On the field, a tie was probably his most famous game.
In a matchup dubbed the Game of the Century, No. 1 Notre Dame tied No. 2 Michigan State 10-10 in 1966 and went on to win the national title. Decades later Parseghian would still bristle over suggestions he was too conservative at the end of the game. He would joke with his players that the result made them famous forever.
“Ara always said I tied the game just to keep you guys name in the paper all these years,” Hanratty said. “Think about it, had somebody won, five years later nobody would have remembered it.”

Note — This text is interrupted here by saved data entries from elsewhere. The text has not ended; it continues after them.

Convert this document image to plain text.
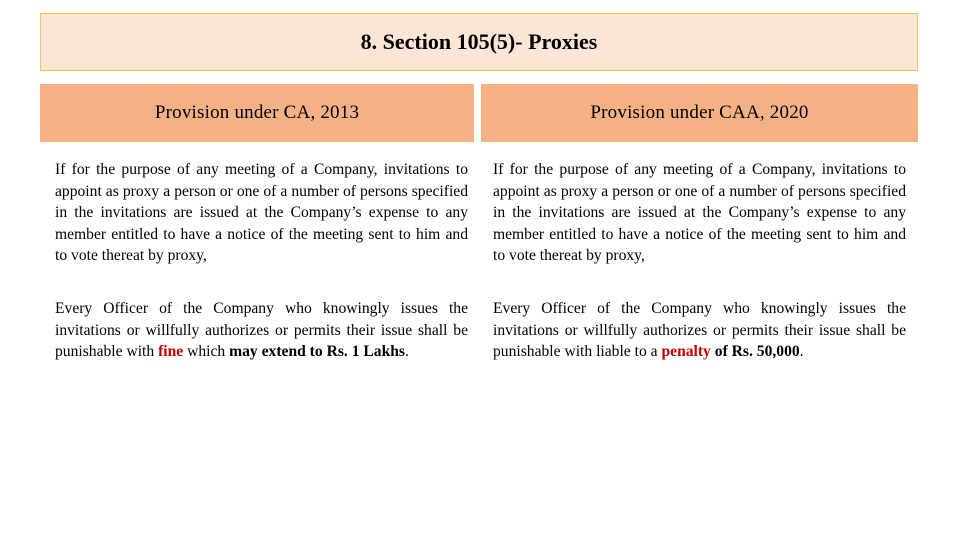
8. Section 105(5)- Proxies
Provision under CA, 2013	Provision under CAA, 2020
If for the purpose of any meeting of a Company, invitations to appoint as proxy a person or one of a number of persons specified in the invitations are issued at the Company’s expense to any member entitled to have a notice of the meeting sent to him and to vote thereat by proxy,
If for the purpose of any meeting of a Company, invitations to appoint as proxy a person or one of a number of persons specified in the invitations are issued at the Company’s expense to any member entitled to have a notice of the meeting sent to him and to vote thereat by proxy,
Every Officer of the Company who knowingly issues the invitations or willfully authorizes or permits their issue shall be punishable with fine which may extend to Rs. 1 Lakhs.
Every Officer of the Company who knowingly issues the invitations or willfully authorizes or permits their issue shall be punishable with liable to a penalty of Rs. 50,000.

Parseghian, who was born in Akron, Ohio, and served in the Navy, went 36-35-1 at Northwestern, including 4-0 against Notre Dame, and 39-6-1 in five seasons at Miami of Ohio. At Miami, Parseghian played under the innovative Sid Gillman. With the Cleveland Browns in 1948-49, he played for Paul Brown until an injury ended his playing career. His first coaching job was as an assistant to Woody Hayes at Miami.
Later in life, Parseghian spent his winters in Florida and the rest of the year in the South Bend area, watching the Irish closely. Notre Dame coach Brian Kelly called Parseghian a mentor and a friend.
“I’ll forever cherish the hand-written letters of encouragement, wisdom and advice that he’s sent throughout my tenure at Notre Dame,” Kelly said in a statement. “I’ll always keep them close to me.”
Parseghian often tailgated before games outside Notre Dame Stadium, and then went home to watch the game on TV. He was worried that people at the stadium might misinterpret his reactions. And he wanted to watch the game without being interrupted.
Notre Dame said services for Parseghian are pending.
Parseghian is survived by wife Katie, son Michael and daughter Kristan.
Associated Press writer Tom Coyne in South Bend, Indiana, contributed to this report.